You mean, the future is the Heat Death? Well, duh. — apokrisis
That “duh, everybody knows about heat death” conclusion came as a surprise to Einstein, who assumed a stable and eternal universe in his calculations. And only when faced with contrary evidence, was forced to rename his Cosmological Constant as what we now know as Dark Energy.
But you can only argue this way by rejecting the alternative that Tallis writes about. . . . Have you simply misunderstood Tallis here? You are taking the view he critiques. — apokrisis
The alternative you refer to may be where he looks at an alternative to the notion of mandated laws, “the laws of nature do not shape what happens but are simply the shape of what happens" (e.g. a river formed by accidents). To me, that “explanation” is what he is arguing against -- saying “they come to look less like explanations than descriptions". In other words, describing the effect is not the same as explaining the cause.

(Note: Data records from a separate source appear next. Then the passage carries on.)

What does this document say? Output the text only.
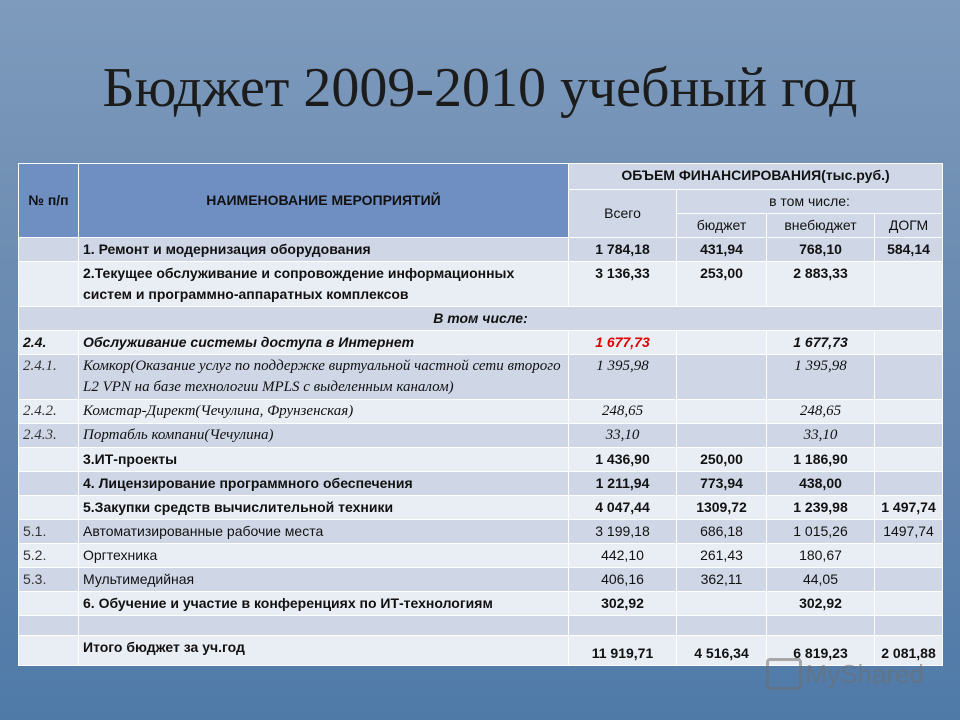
Бюджет 2009-2010 учебный год
№ п/п	НАИМЕНОВАНИЕ МЕРОПРИЯТИЙ	ОБЪЕМ ФИНАНСИРОВАНИЯ(тыс.руб.)			
		Всего	в том числе:		
			бюджет	внебюджет	ДОГМ
	1. Ремонт и модернизация оборудования	1 784,18	431,94	768,10	584,14
	2.Текущее обслуживание и сопровождение информационных систем и программно-аппаратных комплексов	3 136,33	253,00	2 883,33	
В том числе:					
2.4.	Обслуживание системы доступа в Интернет	1 677,73		1 677,73	
2.4.1.	Комкор(Оказание услуг по поддержке виртуальной частной сети второго L2 VPN на базе технологии MPLS с выделенным каналом)	1 395,98		1 395,98	
2.4.2.	Комстар-Директ(Чечулина, Фрунзенская)	248,65		248,65	
2.4.3.	Портабль компани(Чечулина)	33,10		33,10	
	3.ИТ-проекты	1 436,90	250,00	1 186,90	
	4. Лицензирование программного обеспечения	1 211,94	773,94	438,00	
	5.Закупки средств вычислительной техники	4 047,44	1309,72	1 239,98	1 497,74
5.1.	Автоматизированные рабочие места	3 199,18	686,18	1 015,26	1497,74
5.2.	Оргтехника	442,10	261,43	180,67	
5.3.	Мультимедийная	406,16	362,11	44,05	
	6. Обучение и участие в конференциях по ИТ-технологиям	302,92		302,92	

	Итого бюджет за уч.год	11 919,71	4 516,34	6 819,23	2 081,88
MyShared
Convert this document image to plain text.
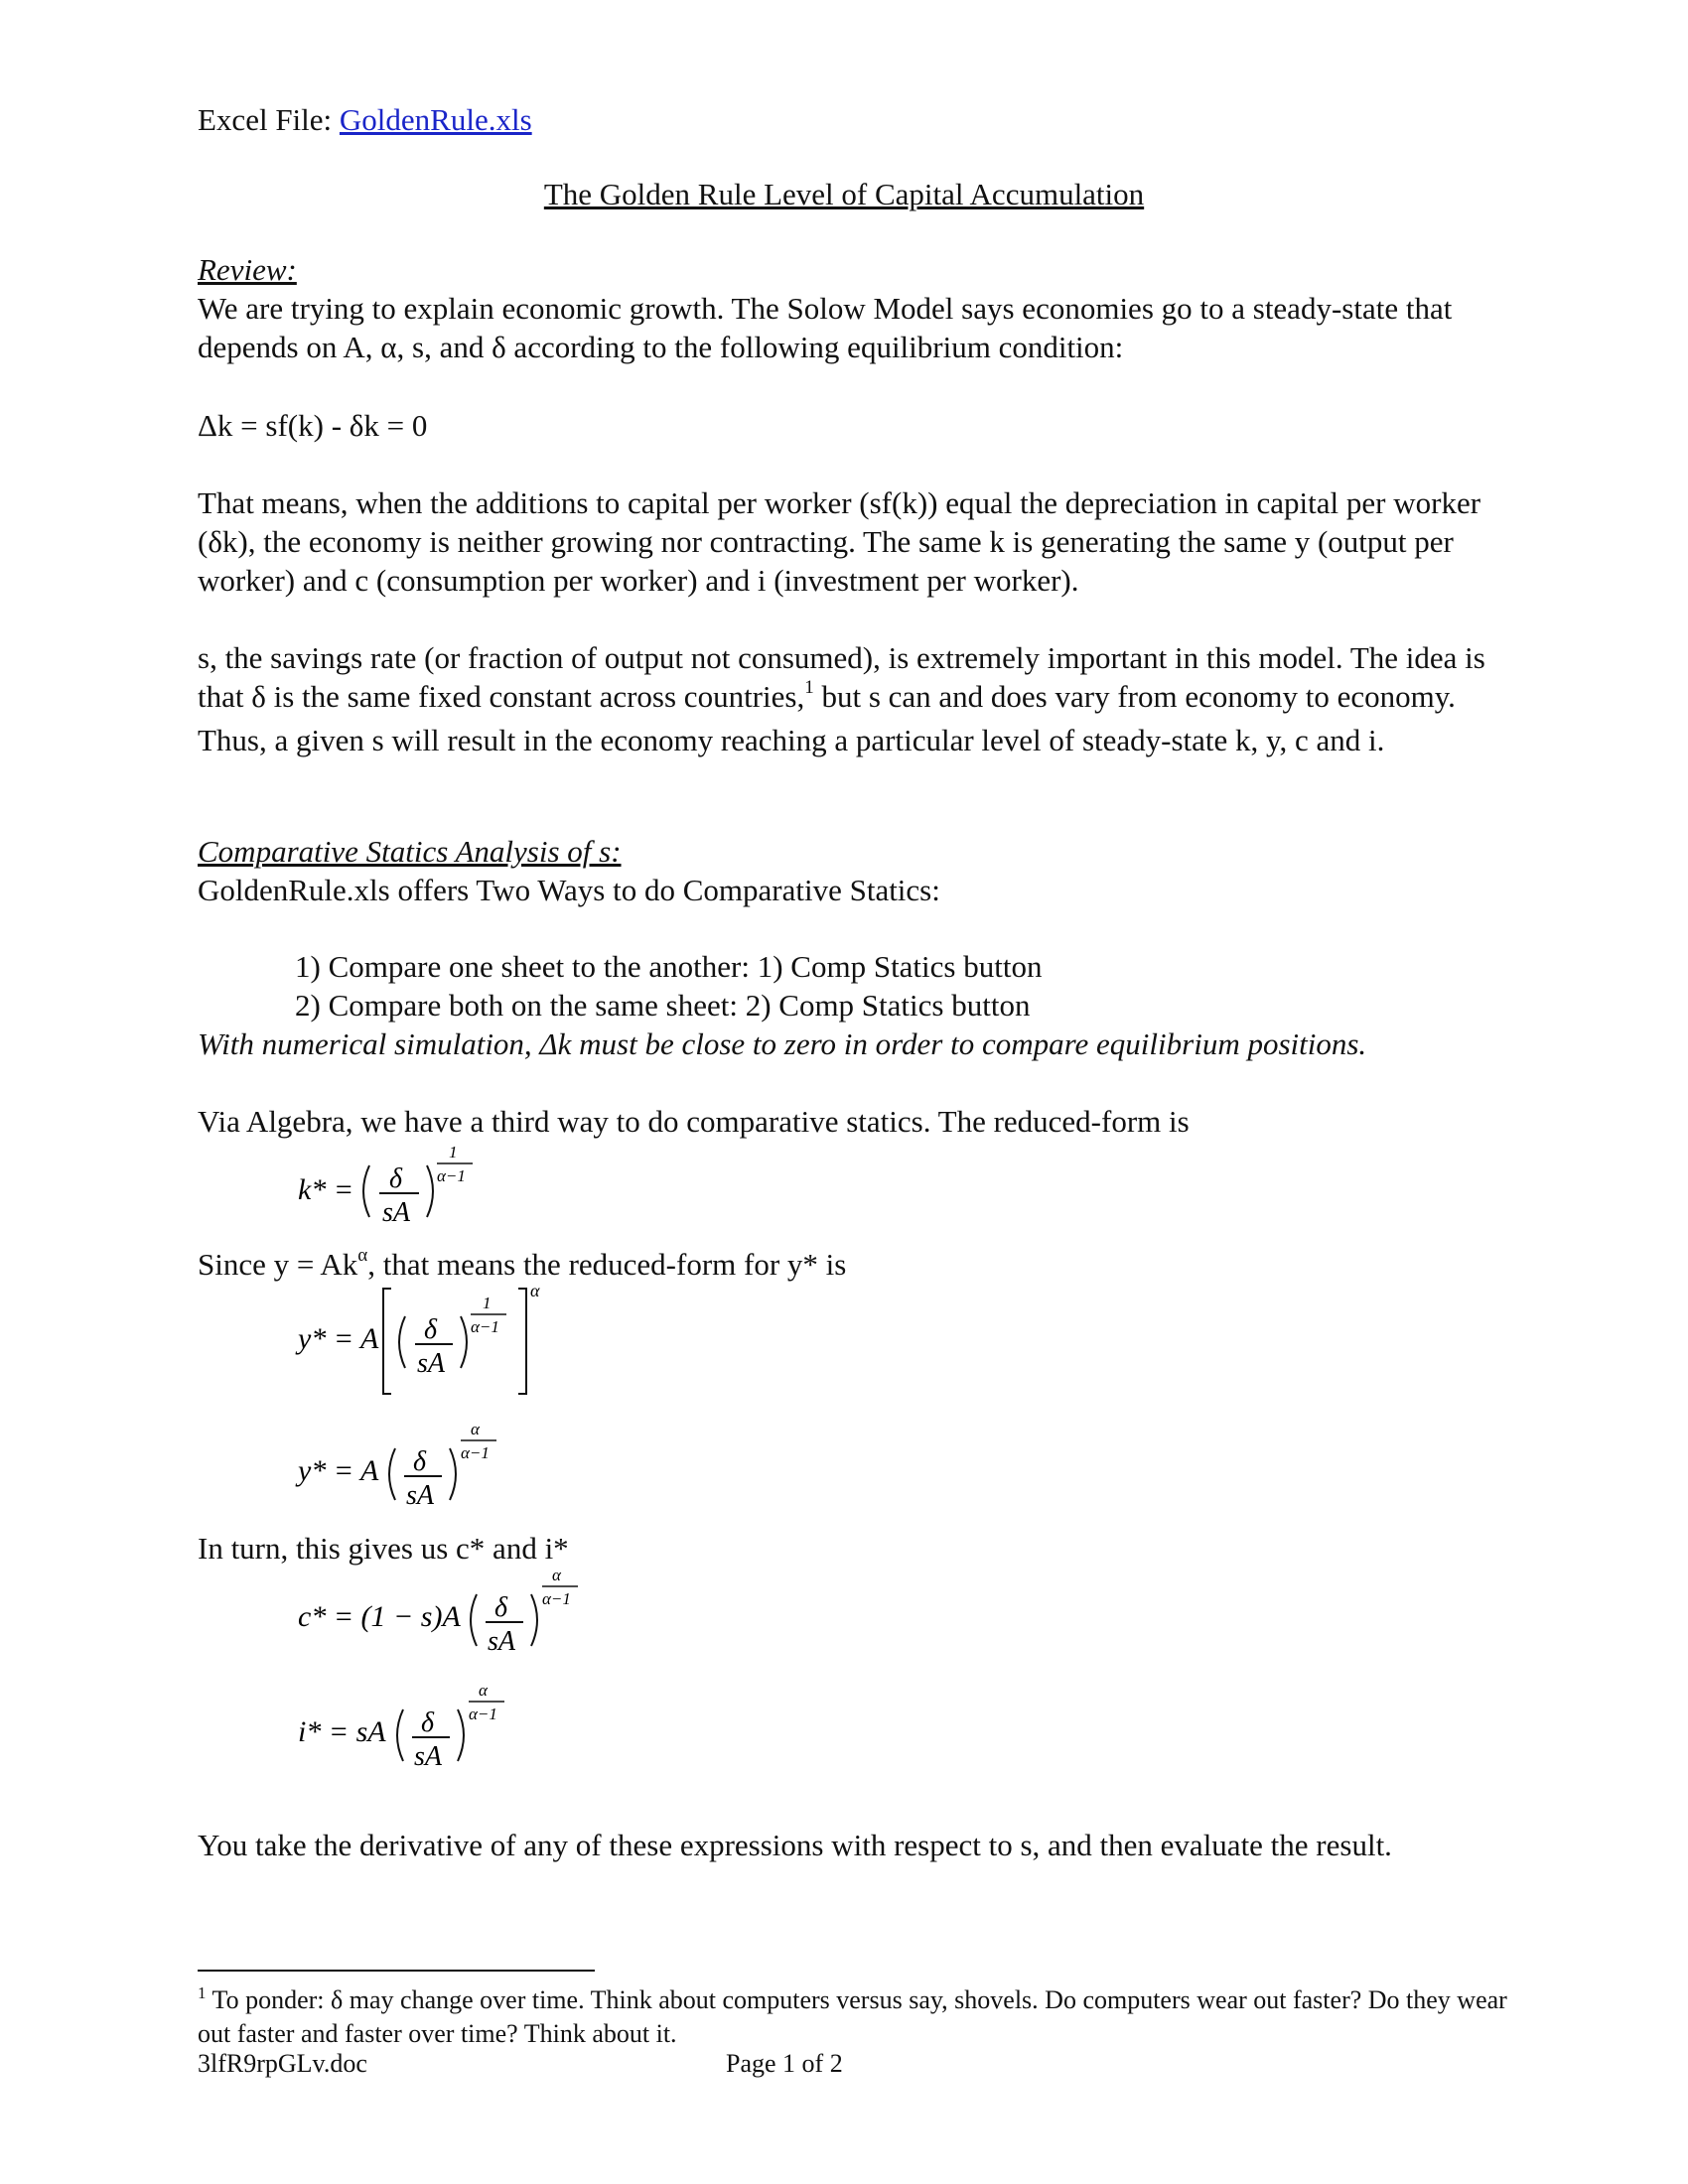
Excel File: GoldenRule.xls
The Golden Rule Level of Capital Accumulation
Review:
We are trying to explain economic growth. The Solow Model says economies go to a steady-state that depends on A, α, s, and δ according to the following equilibrium condition:
Δk = sf(k) - δk = 0
That means, when the additions to capital per worker (sf(k)) equal the depreciation in capital per worker (δk), the economy is neither growing nor contracting. The same k is generating the same y (output per worker) and c (consumption per worker) and i (investment per worker).
s, the savings rate (or fraction of output not consumed), is extremely important in this model. The idea is that δ is the same fixed constant across countries,$^1$ but s can and does vary from economy to economy. Thus, a given s will result in the economy reaching a particular level of steady-state k, y, c and i.
Comparative Statics Analysis of s:
GoldenRule.xls offers Two Ways to do Comparative Statics:
1) Compare one sheet to the another: 1) Comp Statics button
2) Compare both on the same sheet: 2) Comp Statics button
With numerical simulation, Δk must be close to zero in order to compare equilibrium positions.
Via Algebra, we have a third way to do comparative statics. The reduced-form is
k* = δ
sA
1
α−1
Since $y = Ak^\alpha$, that means the reduced-form for y* is
y* = A δ
sA
1
α−1
α
y* = A δ
sA
α
α−1
In turn, this gives us c* and i*
c* = (1 − s)A δ
sA
α
α−1
i* = sA δ
sA
α
α−1
You take the derivative of any of these expressions with respect to s, and then evaluate the result.
$^1$ To ponder: δ may change over time. Think about computers versus say, shovels. Do computers wear out faster? Do they wear out faster and faster over time? Think about it.
3lfR9rpGLv.doc	Page 1 of 2
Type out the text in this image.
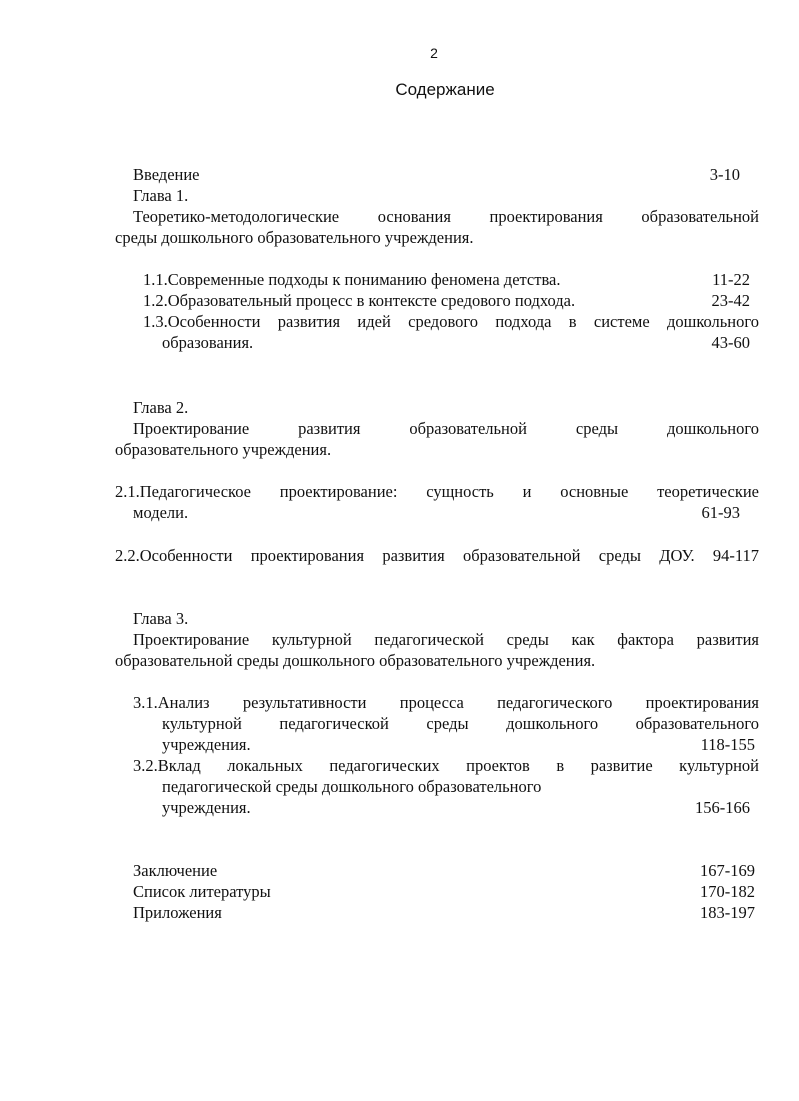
2
Содержание
Введение	3-10
Глава 1.
Теоретико-методологические основания проектирования образовательной
среды дошкольного образовательного учреждения.
1.1.Современные подходы к пониманию феномена детства.	11-22
1.2.Образовательный процесс в контексте средового подхода.	23-42
1.3.Особенности развития идей средового подхода в системе дошкольного
образования.	43-60
Глава 2.
Проектирование развития образовательной среды дошкольного
образовательного учреждения.
2.1.Педагогическое проектирование: сущность и основные теоретические
модели.	61-93
2.2.Особенности проектирования развития образовательной среды ДОУ. 94-117
Глава 3.
Проектирование культурной педагогической среды как фактора развития
образовательной среды дошкольного образовательного учреждения.
3.1.Анализ результативности процесса педагогического проектирования
культурной педагогической среды дошкольного образовательного
учреждения.	118-155
3.2.Вклад локальных педагогических проектов в развитие культурной
педагогической среды дошкольного образовательного
учреждения.	156-166
Заключение	167-169
Список литературы	170-182
Приложения	183-197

You are quite right that many physicists just talk about the laws of nature as if they were written in the mind of God. . . . .I agree they are dealing in woo to the extent they remain mired in such an ontology. — apokrisis
I suspect that those physicists, such as Isaac Newton, who called the necessities of nature “laws”, would not agree with your label of “woo”, for anything that does not comport with your own ontology. They were not being “anti-realist”, but describing reality in terms that everyone could understand. Those who prefer to call those dependable regularities “habits” are implying that they could have been otherwise. But how would they know that, except by re-running the program of evolution several times to see if each execution followed the same basic path. All we know for sure is that Nature seems to be constrained by built-in limitations. So, if you imagine a reality with different constraints you will be dealing with imaginary “woo”, rather than with Reality as we know it.